A milliner – one of the last in the trade – is saying goodbye after 55 years.
Peta Bogat, 75, has been designing and selling hats at Daphne’s on Alexandria Drive, St Annes for decades.
On Saturday, she closed the millinery shop for the final time.
The shop is named after her mum, who arrived in St Annes to escape the Blitz, as an evacuee from Romford during the Second World War.
Peta and her mum took over from a greengrocers with £50 in their pocket to start the business.
And for the past 55 years, Peta has been making hats for brides-to-be, local dignitaries and even the most exclusive people thousands of miles away.
She said: “We used to have orders from Dubai and Hong Kong for governors attending horse racing days there.”
The 75-year-old first started making hats at the age of 13 after being taught by her mother.
It is now recognised as a dying trade, with most hats mass-produced in factories.
Peta said: “I will miss the day-to-day work and meeting all the new people that come into the shop.
“Each person has their own story and is usually buying something for a special occasion so its always nice to know what the event is.
“I’ve always tried to provide a personal touch when serving which you don’t get much these days and I think people appreciated that.”
The shop is one of the last in the country dedicated to designing hats – something Peta finds a shame.

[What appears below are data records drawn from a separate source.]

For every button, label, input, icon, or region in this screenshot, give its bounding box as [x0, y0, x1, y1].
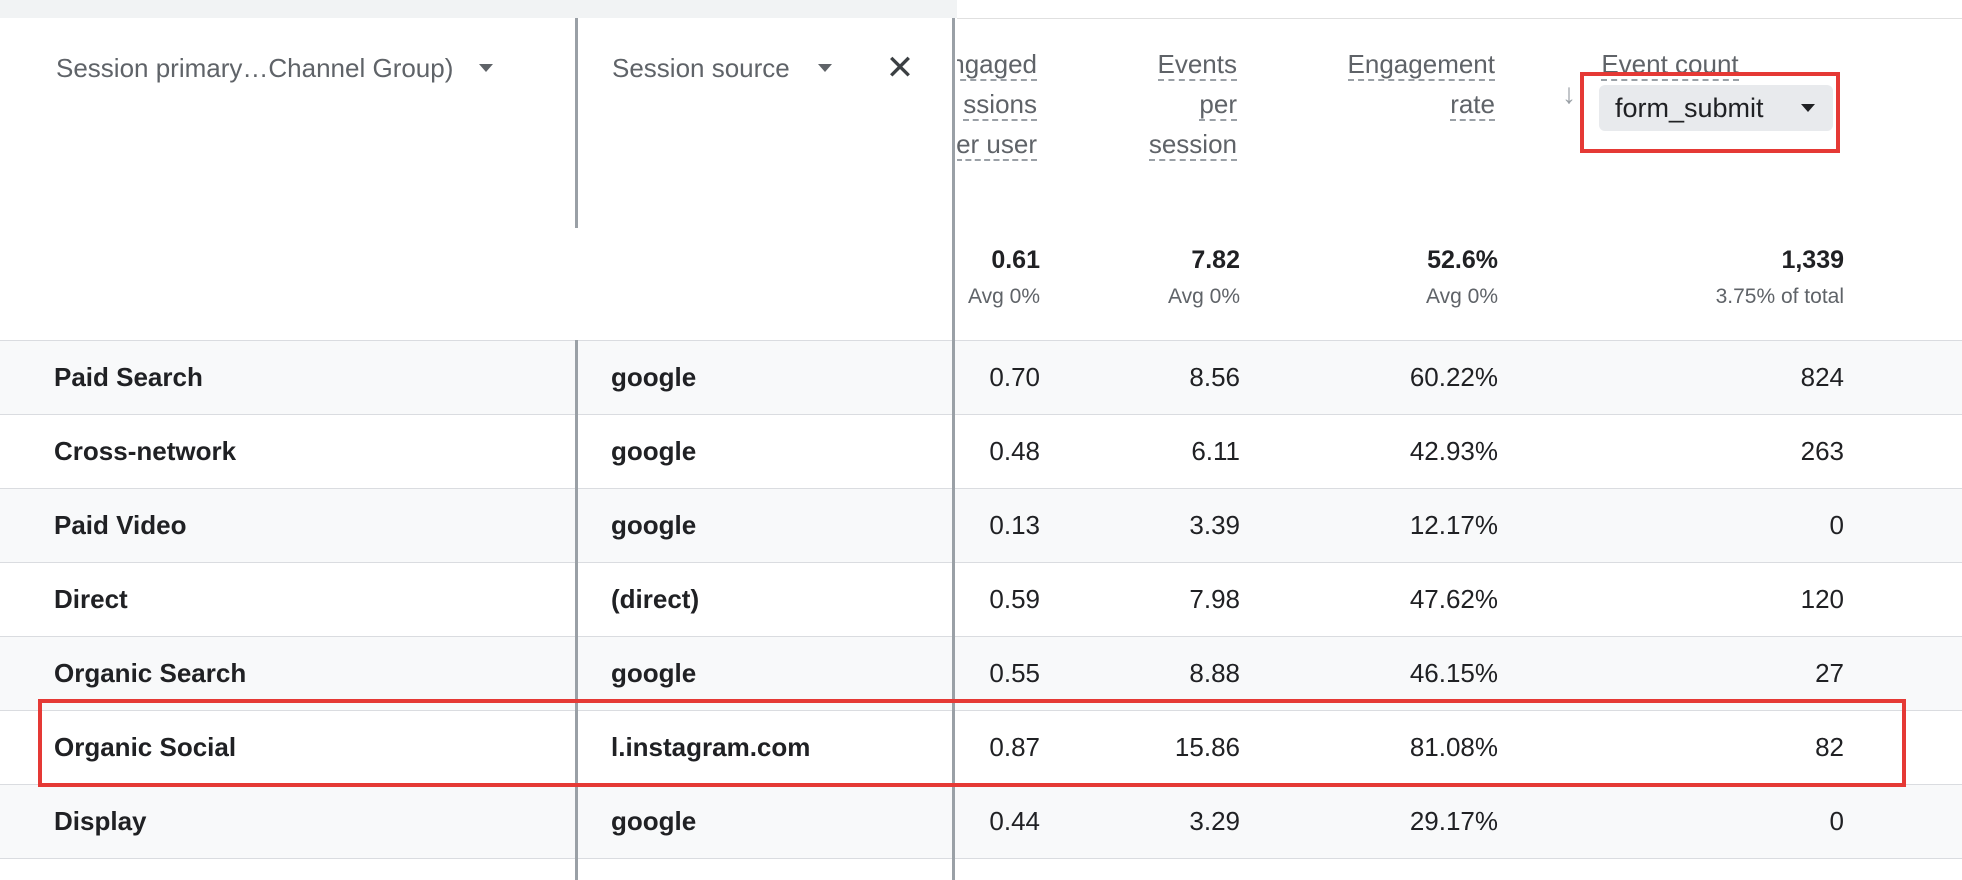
cell-engaged-sessions-per-user: 0.87 — [989, 732, 1040, 762]
total-engagement-rate: 52.6% Avg 0% — [1426, 246, 1498, 309]
cell-event-count: 0 — [1829, 510, 1844, 540]
event-name-select[interactable]: form_submit — [1599, 85, 1833, 131]
cell-event-count: 0 — [1829, 806, 1844, 836]
total-value: 52.6% — [1427, 246, 1498, 274]
cell-event-count: 120 — [1800, 584, 1844, 614]
column-divider — [575, 18, 578, 228]
cell-channel: Organic Search — [54, 658, 247, 688]
cell-channel: Direct — [54, 584, 128, 614]
cell-engaged-sessions-per-user: 0.55 — [989, 658, 1040, 688]
column-divider — [575, 340, 578, 880]
total-value: 1,339 — [1781, 246, 1844, 274]
column-header-engagement-rate[interactable]: Engagement rate — [1275, 44, 1495, 124]
column-header-line: ssions — [963, 89, 1037, 121]
total-subtext: Avg 0% — [1168, 285, 1240, 308]
total-subtext: Avg 0% — [1426, 285, 1498, 308]
cell-event-count: 824 — [1800, 362, 1844, 392]
dimension-header-channel-group[interactable]: Session primary…Channel Group) — [56, 50, 494, 86]
cell-source: google — [611, 362, 697, 392]
event-name-select-value: form_submit — [1615, 92, 1764, 123]
cell-events-per-session: 7.98 — [1189, 584, 1240, 614]
cell-source: google — [611, 806, 697, 836]
cell-engagement-rate: 46.15% — [1409, 658, 1498, 688]
cell-events-per-session: 3.29 — [1189, 806, 1240, 836]
cell-source: google — [611, 510, 697, 540]
cell-events-per-session: 8.56 — [1189, 362, 1240, 392]
dimension-header-source-label: Session source — [612, 52, 790, 83]
cell-engaged-sessions-per-user: 0.44 — [989, 806, 1040, 836]
cell-channel: Paid Search — [54, 362, 203, 392]
cell-channel: Display — [54, 806, 147, 836]
cell-event-count: 82 — [1815, 732, 1844, 762]
cell-engagement-rate: 60.22% — [1409, 362, 1498, 392]
table-row[interactable]: Cross-network google 0.48 6.11 42.93% 26… — [0, 414, 1962, 488]
cell-engagement-rate: 47.62% — [1409, 584, 1498, 614]
dimension-header-session-source[interactable]: Session source — [612, 50, 832, 86]
cell-events-per-session: 3.39 — [1189, 510, 1240, 540]
arrow-down-icon: ↓ — [1562, 78, 1576, 109]
cell-source: (direct) — [611, 584, 700, 614]
chevron-down-icon[interactable] — [817, 64, 832, 72]
cell-events-per-session: 15.86 — [1174, 732, 1240, 762]
cell-engaged-sessions-per-user: 0.48 — [989, 436, 1040, 466]
table-row[interactable]: Organic Search google 0.55 8.88 46.15% 2… — [0, 636, 1962, 710]
column-header-event-count[interactable]: Event count — [1540, 44, 1800, 84]
top-toolbar-strip — [0, 0, 957, 18]
column-header-line: er user — [957, 129, 1037, 161]
cell-engaged-sessions-per-user: 0.13 — [989, 510, 1040, 540]
table-row[interactable]: Display google 0.44 3.29 29.17% 0 — [0, 784, 1962, 858]
cell-channel: Cross-network — [54, 436, 237, 466]
table-row[interactable]: Paid Search google 0.70 8.56 60.22% 824 — [0, 340, 1962, 414]
column-header-line: Event count — [1601, 49, 1739, 81]
total-subtext: 3.75% of total — [1715, 285, 1844, 308]
column-header-line: rate — [1450, 89, 1495, 121]
table-row-partial — [0, 858, 1962, 880]
table-row[interactable]: Direct (direct) 0.59 7.98 47.62% 120 — [0, 562, 1962, 636]
cell-source: l.instagram.com — [611, 732, 811, 762]
cell-engagement-rate: 29.17% — [1409, 806, 1498, 836]
total-engaged-sessions-per-user: 0.61 Avg 0% — [968, 246, 1040, 309]
table-row[interactable]: Paid Video google 0.13 3.39 12.17% 0 — [0, 488, 1962, 562]
column-header-engaged-sessions-per-user[interactable]: ngaged ssions er user — [957, 44, 1037, 164]
cell-events-per-session: 8.88 — [1189, 658, 1240, 688]
cell-event-count: 27 — [1815, 658, 1844, 688]
cell-engagement-rate: 81.08% — [1409, 732, 1498, 762]
cell-engaged-sessions-per-user: 0.70 — [989, 362, 1040, 392]
chevron-down-icon[interactable] — [479, 64, 494, 72]
header-top-border — [957, 18, 1962, 19]
cell-channel: Paid Video — [54, 510, 187, 540]
total-event-count: 1,339 3.75% of total — [1716, 246, 1844, 309]
column-header-line: Engagement — [1347, 49, 1495, 81]
cell-events-per-session: 6.11 — [1191, 436, 1240, 466]
table-row-highlighted[interactable]: Organic Social l.instagram.com 0.87 15.8… — [0, 710, 1962, 784]
cell-source: google — [611, 658, 697, 688]
cell-engagement-rate: 12.17% — [1409, 510, 1498, 540]
cell-channel: Organic Social — [54, 732, 237, 762]
column-header-line: session — [1148, 129, 1237, 161]
chevron-down-icon — [1801, 104, 1815, 112]
total-events-per-session: 7.82 Avg 0% — [1168, 246, 1240, 309]
column-header-events-per-session[interactable]: Events per session — [1037, 44, 1237, 164]
cell-engaged-sessions-per-user: 0.59 — [989, 584, 1040, 614]
frozen-columns-divider — [952, 18, 955, 880]
dimension-header-channel-label: Session primary…Channel Group) — [56, 52, 454, 83]
column-header-line: ngaged — [957, 49, 1037, 81]
close-icon[interactable]: ✕ — [882, 50, 918, 86]
total-subtext: Avg 0% — [968, 285, 1040, 308]
cell-engagement-rate: 42.93% — [1409, 436, 1498, 466]
total-value: 0.61 — [991, 246, 1040, 274]
cell-source: google — [611, 436, 697, 466]
cell-event-count: 263 — [1800, 436, 1844, 466]
column-header-line: per — [1199, 89, 1237, 121]
total-value: 7.82 — [1191, 246, 1240, 274]
column-header-line: Events — [1157, 49, 1237, 81]
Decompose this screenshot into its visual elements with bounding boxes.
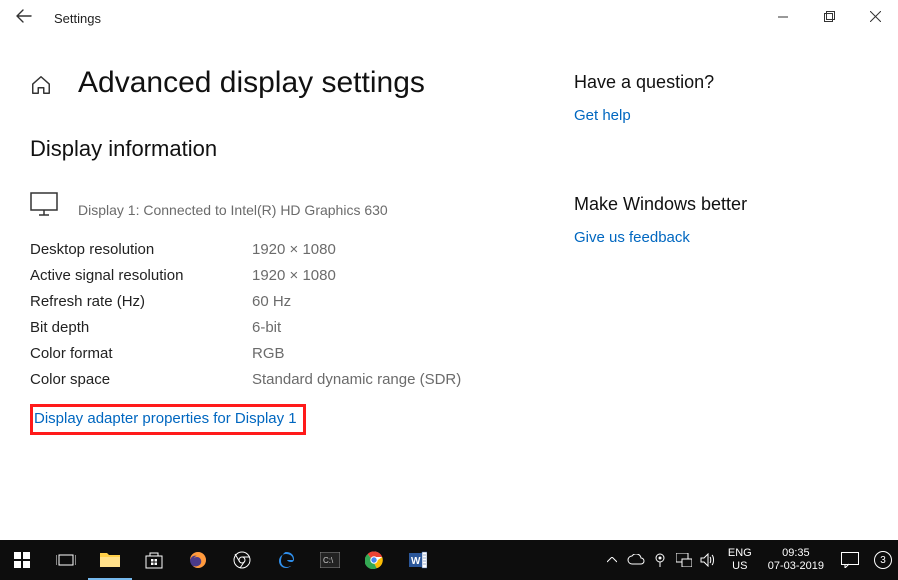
app-title: Settings — [54, 11, 101, 26]
word-button[interactable]: W — [396, 540, 440, 580]
minimize-button[interactable] — [760, 0, 806, 36]
table-row: Bit depth6-bit — [30, 314, 461, 340]
system-tray: ENG US 09:35 07-03-2019 3 — [600, 540, 898, 580]
display-connected-label: Display 1: Connected to Intel(R) HD Grap… — [78, 202, 388, 218]
highlight-box: Display adapter properties for Display 1 — [30, 404, 306, 435]
location-icon — [654, 553, 666, 567]
maximize-icon — [824, 11, 835, 22]
main-panel: Advanced display settings Display inform… — [30, 66, 570, 435]
windows-icon — [14, 552, 30, 568]
edge-button[interactable] — [264, 540, 308, 580]
start-button[interactable] — [0, 540, 44, 580]
table-row: Refresh rate (Hz)60 Hz — [30, 288, 461, 314]
clock[interactable]: 09:35 07-03-2019 — [760, 547, 832, 573]
titlebar: Settings — [0, 0, 898, 36]
prop-value: 60 Hz — [252, 288, 461, 314]
home-icon[interactable] — [30, 74, 52, 96]
volume-tray-icon[interactable] — [696, 540, 720, 580]
notification-badge[interactable]: 3 — [868, 540, 898, 580]
side-panel: Have a question? Get help Make Windows b… — [574, 66, 747, 435]
display-adapter-properties-link[interactable]: Display adapter properties for Display 1 — [34, 410, 297, 427]
prop-key: Color space — [30, 366, 252, 392]
maximize-button[interactable] — [806, 0, 852, 36]
table-row: Desktop resolution1920 × 1080 — [30, 236, 461, 262]
notification-icon — [841, 552, 859, 568]
taskview-icon — [56, 553, 76, 567]
lang-secondary: US — [728, 560, 752, 573]
prop-key: Bit depth — [30, 314, 252, 340]
prop-key: Color format — [30, 340, 252, 366]
clock-date: 07-03-2019 — [768, 560, 824, 573]
prop-key: Desktop resolution — [30, 236, 252, 262]
prop-value: RGB — [252, 340, 461, 366]
display-properties-table: Desktop resolution1920 × 1080 Active sig… — [30, 236, 461, 392]
folder-icon — [100, 551, 120, 567]
firefox-icon — [189, 551, 207, 569]
onedrive-tray-icon[interactable] — [624, 540, 648, 580]
badge-count: 3 — [880, 555, 886, 566]
close-button[interactable] — [852, 0, 898, 36]
back-arrow-icon — [16, 8, 32, 24]
chrome-color-button[interactable] — [352, 540, 396, 580]
taskview-button[interactable] — [44, 540, 88, 580]
table-row: Active signal resolution1920 × 1080 — [30, 262, 461, 288]
svg-text:C:\: C:\ — [323, 556, 334, 565]
prop-key: Refresh rate (Hz) — [30, 288, 252, 314]
svg-text:W: W — [411, 556, 421, 567]
tray-overflow-button[interactable] — [600, 540, 624, 580]
taskbar: C:\ W ENG US 09:35 07-03-2019 3 — [0, 540, 898, 580]
chrome-button[interactable] — [220, 540, 264, 580]
edge-icon — [277, 551, 295, 569]
prop-value: 1920 × 1080 — [252, 262, 461, 288]
section-title: Display information — [30, 136, 570, 162]
table-row: Color spaceStandard dynamic range (SDR) — [30, 366, 461, 392]
terminal-icon: C:\ — [320, 552, 340, 568]
prop-value: Standard dynamic range (SDR) — [252, 366, 461, 392]
minimize-icon — [778, 12, 788, 22]
back-button[interactable] — [0, 8, 48, 29]
close-icon — [870, 11, 881, 22]
page-title: Advanced display settings — [78, 66, 425, 100]
file-explorer-button[interactable] — [88, 540, 132, 580]
get-help-link[interactable]: Get help — [574, 107, 747, 124]
prop-key: Active signal resolution — [30, 262, 252, 288]
prop-value: 6-bit — [252, 314, 461, 340]
speaker-icon — [700, 553, 716, 567]
chrome-icon — [365, 551, 383, 569]
action-center-button[interactable] — [832, 540, 868, 580]
lang-primary: ENG — [728, 547, 752, 560]
location-tray-icon[interactable] — [648, 540, 672, 580]
word-icon: W — [409, 551, 427, 569]
chrome-outline-icon — [233, 551, 251, 569]
give-feedback-link[interactable]: Give us feedback — [574, 229, 747, 246]
chevron-up-icon — [607, 557, 617, 563]
network-tray-icon[interactable] — [672, 540, 696, 580]
language-indicator[interactable]: ENG US — [720, 547, 760, 573]
ethernet-icon — [676, 553, 692, 567]
firefox-button[interactable] — [176, 540, 220, 580]
question-heading: Have a question? — [574, 72, 747, 93]
cloud-icon — [627, 554, 645, 566]
store-button[interactable] — [132, 540, 176, 580]
terminal-button[interactable]: C:\ — [308, 540, 352, 580]
monitor-icon — [30, 192, 58, 216]
clock-time: 09:35 — [768, 547, 824, 560]
table-row: Color formatRGB — [30, 340, 461, 366]
feedback-heading: Make Windows better — [574, 194, 747, 215]
prop-value: 1920 × 1080 — [252, 236, 461, 262]
badge-circle: 3 — [874, 551, 892, 569]
store-icon — [145, 551, 163, 569]
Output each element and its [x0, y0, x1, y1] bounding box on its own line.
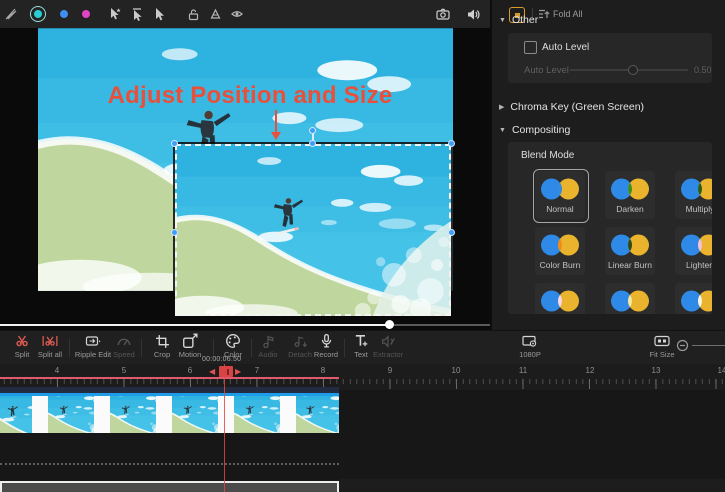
palette-icon	[225, 333, 241, 349]
fold-all-icon[interactable]	[538, 8, 550, 20]
annotation-arrowhead	[271, 132, 281, 140]
section-other[interactable]: ▼ Other	[499, 14, 538, 26]
seek-bar-played[interactable]	[0, 324, 389, 326]
blend-tile-darken[interactable]: Darken	[605, 171, 655, 219]
extractor-button: Extractor	[366, 333, 410, 359]
annotation-caption: Adjust Position and Size	[80, 82, 420, 110]
blend-tile-linear-dodge[interactable]	[675, 283, 712, 314]
playhead-grip[interactable]	[219, 366, 233, 377]
section-compositing[interactable]: ▼ Compositing	[499, 124, 570, 136]
timeline: 4 5 6 7 8 9 10 11 12 13 14 ◀ ▶	[0, 364, 725, 492]
fit-size-icon	[654, 333, 670, 349]
render-cone-icon[interactable]	[204, 3, 226, 25]
handle-top-left[interactable]	[171, 140, 178, 147]
blend-tile-screen[interactable]	[535, 283, 585, 314]
auto-level-slider-handle	[628, 65, 638, 75]
mask-icon[interactable]	[0, 3, 22, 25]
annotation-arrow	[275, 110, 277, 134]
handle-mid-right[interactable]	[448, 229, 455, 236]
blend-mode-card: Blend Mode Normal Darken Multiply Color …	[508, 142, 712, 314]
cursor-add-icon[interactable]	[104, 3, 126, 25]
edit-toolbar: Split Split all Ripple Edit Speed Crop M…	[0, 330, 725, 365]
zoom-out-icon[interactable]	[676, 339, 689, 352]
chevron-down-icon: ▼	[499, 17, 506, 24]
playhead-left-arrow[interactable]: ◀	[209, 366, 215, 377]
preview-toolbar	[0, 0, 490, 29]
ripple-edit-icon	[85, 333, 101, 349]
chevron-down-icon: ▼	[499, 127, 506, 134]
preview-area: Adjust Position and Size 00:00:06.50 00:…	[0, 28, 490, 330]
selection-dashed-border	[175, 144, 451, 316]
speaker-icon[interactable]	[462, 3, 484, 25]
auto-level-value: 0.50	[694, 65, 712, 75]
track-drop-indicator	[0, 463, 339, 465]
rotate-handle[interactable]	[309, 127, 316, 134]
blend-tile-color-dodge[interactable]	[605, 283, 655, 314]
audio-note-icon	[260, 333, 276, 349]
auto-level-checkbox[interactable]	[524, 41, 537, 54]
cursor-range-icon[interactable]	[126, 3, 148, 25]
resolution-button[interactable]: 1080P	[508, 333, 552, 359]
auto-level-label: Auto Level	[542, 42, 589, 53]
motion-icon	[182, 333, 198, 349]
pip-selection-box[interactable]	[173, 142, 453, 318]
handle-top-right[interactable]	[448, 140, 455, 147]
keyframe-blue-dot[interactable]	[60, 10, 68, 18]
auto-level-card: Auto Level Auto Level 0.50	[508, 33, 712, 83]
blend-tile-lighten[interactable]: Lighten	[675, 227, 712, 275]
chevron-right-icon: ▶	[499, 103, 504, 111]
blend-tile-linear-burn[interactable]: Linear Burn	[605, 227, 655, 275]
handle-top-center[interactable]	[309, 140, 316, 147]
extractor-icon	[380, 333, 396, 349]
blend-tile-normal[interactable]: Normal	[535, 171, 585, 219]
cursor-icon[interactable]	[148, 3, 170, 25]
fold-all-label[interactable]: Fold All	[553, 9, 583, 19]
handle-mid-left[interactable]	[171, 229, 178, 236]
playhead-line[interactable]	[224, 364, 225, 492]
clip-filmstrip	[0, 396, 339, 433]
blend-tile-color-burn[interactable]: Color Burn	[535, 227, 585, 275]
main-track-clip[interactable]	[0, 481, 339, 492]
auto-level-slider-label: Auto Level	[524, 65, 569, 76]
speed-gauge-icon	[116, 333, 132, 349]
seek-bar-remaining[interactable]	[389, 324, 490, 326]
timeline-zoom-slider[interactable]	[692, 345, 725, 346]
inspector-panel: Fold All ▼ Other Auto Level Auto Level 0…	[490, 0, 725, 330]
split-all-button[interactable]: Split all	[28, 333, 72, 359]
track-background-lower	[339, 479, 725, 492]
pip-track-clip[interactable]	[0, 387, 339, 433]
filmora-window: Adjust Position and Size 00:00:06.50 00:…	[0, 0, 725, 492]
track-area	[0, 390, 725, 492]
eye-icon[interactable]	[226, 3, 248, 25]
seek-handle[interactable]	[385, 320, 394, 329]
playhead-timecode: 00:00:06.50	[202, 356, 241, 363]
blend-mode-title: Blend Mode	[521, 150, 574, 161]
scissors-all-icon	[42, 333, 58, 349]
microphone-icon	[318, 333, 334, 349]
section-chroma-key[interactable]: ▶ Chroma Key (Green Screen)	[499, 101, 644, 113]
lock-icon[interactable]	[182, 3, 204, 25]
camera-icon[interactable]	[432, 3, 454, 25]
blend-tile-multiply[interactable]: Multiply	[675, 171, 712, 219]
clip-duration-line	[0, 377, 339, 379]
playhead-right-arrow[interactable]: ▶	[235, 366, 241, 377]
monitor-gear-icon	[522, 333, 538, 349]
keyframe-cyan-dot[interactable]	[30, 6, 46, 22]
keyframe-magenta-dot[interactable]	[82, 10, 90, 18]
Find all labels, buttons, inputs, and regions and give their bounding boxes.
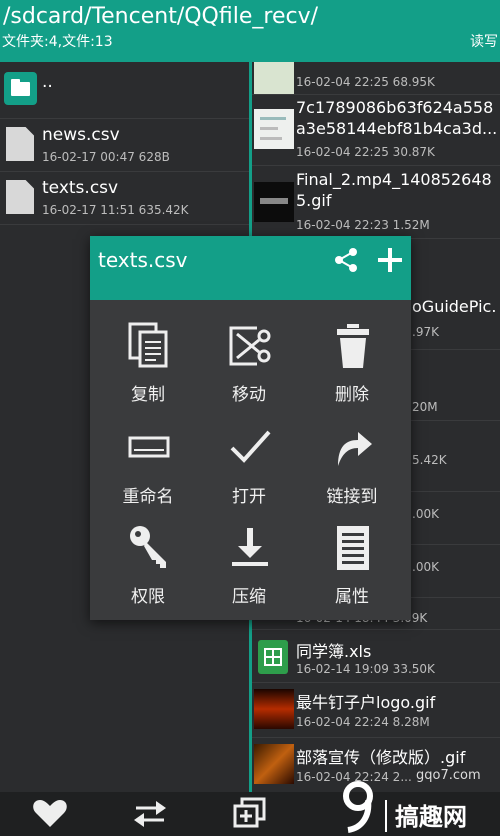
file-icon (6, 127, 34, 161)
move-label: 移动 (232, 385, 266, 405)
list-item[interactable]: 同学簿.xls 16-02-14 19:09 33.50K (252, 630, 500, 683)
dialog-title: texts.csv (98, 248, 188, 272)
gif-thumbnail (254, 744, 294, 784)
cut-icon (229, 326, 271, 366)
list-item[interactable]: 最牛钉子户logo.gif 16-02-04 22:24 8.28M (252, 683, 500, 738)
open-label: 打开 (232, 487, 266, 507)
open-button[interactable]: 打开 (199, 424, 299, 524)
link-to-button[interactable]: 链接到 (302, 424, 402, 524)
permissions-button[interactable]: 权限 (98, 524, 198, 624)
delete-label: 删除 (335, 385, 369, 405)
list-item[interactable]: texts.csv 16-02-17 11:51 635.42K (0, 172, 249, 225)
file-name: Final_2.mp4_140852648 (296, 170, 492, 189)
move-button[interactable]: 移动 (199, 322, 299, 422)
current-path[interactable]: /sdcard/Tencent/QQfile_recv/ (3, 4, 318, 30)
file-meta: 16-02-14 19:09 33.50K (296, 662, 435, 676)
file-meta: 16-02-04 22:25 30.87K (296, 145, 435, 159)
file-name-continued: a3e58144ebf81b4ca3d... (296, 119, 498, 138)
read-write-mode[interactable]: 读写 (470, 33, 498, 51)
swap-icon[interactable] (130, 796, 170, 830)
file-meta: 20M (412, 400, 438, 414)
folder-file-count: 文件夹:4,文件:13 (2, 34, 113, 50)
gif-thumbnail (254, 182, 294, 222)
parent-folder-label: .. (42, 72, 53, 92)
copy-button[interactable]: 复制 (98, 322, 198, 422)
new-window-icon[interactable] (230, 796, 270, 830)
parent-folder-row[interactable]: .. (0, 62, 249, 119)
key-icon (130, 526, 166, 568)
permissions-label: 权限 (131, 587, 165, 607)
watermark-site: gqo7.com (416, 768, 481, 783)
file-meta: 16-02-04 22:24 8.28M (296, 715, 430, 729)
link-arrow-icon (338, 432, 372, 466)
document-icon (337, 526, 369, 570)
copy-label: 复制 (131, 385, 165, 405)
rename-button[interactable]: 重命名 (98, 424, 198, 524)
check-icon (230, 430, 271, 463)
file-name: 同学簿.xls (296, 642, 372, 661)
file-meta: 16-02-04 22:23 1.52M (296, 218, 430, 232)
file-name: 部落宣传（修改版）.gif (296, 748, 466, 767)
list-item[interactable]: 7c1789086b63f624a558 a3e58144ebf81b4ca3d… (252, 95, 500, 166)
file-name: news.csv (42, 125, 120, 145)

She added: “There is a craft and skill to the making of the hat that unfortunately many do not know any more.
“People just don’t wear hats as much these days but I’m sure it will come around again at some point.”
Peta first started working in the shop while working for the RAC outside the Imperial Hotel in Blackpool.
While her mother taught at a local college in term-time, Peta would serve at the shop.
John Mercer, owner of arts and craft shop, Drift, also on Alexandria Drive, said: “It’s a real shame to see Peta go, she is a great woman and it’s remarkable she has been there for all that time.”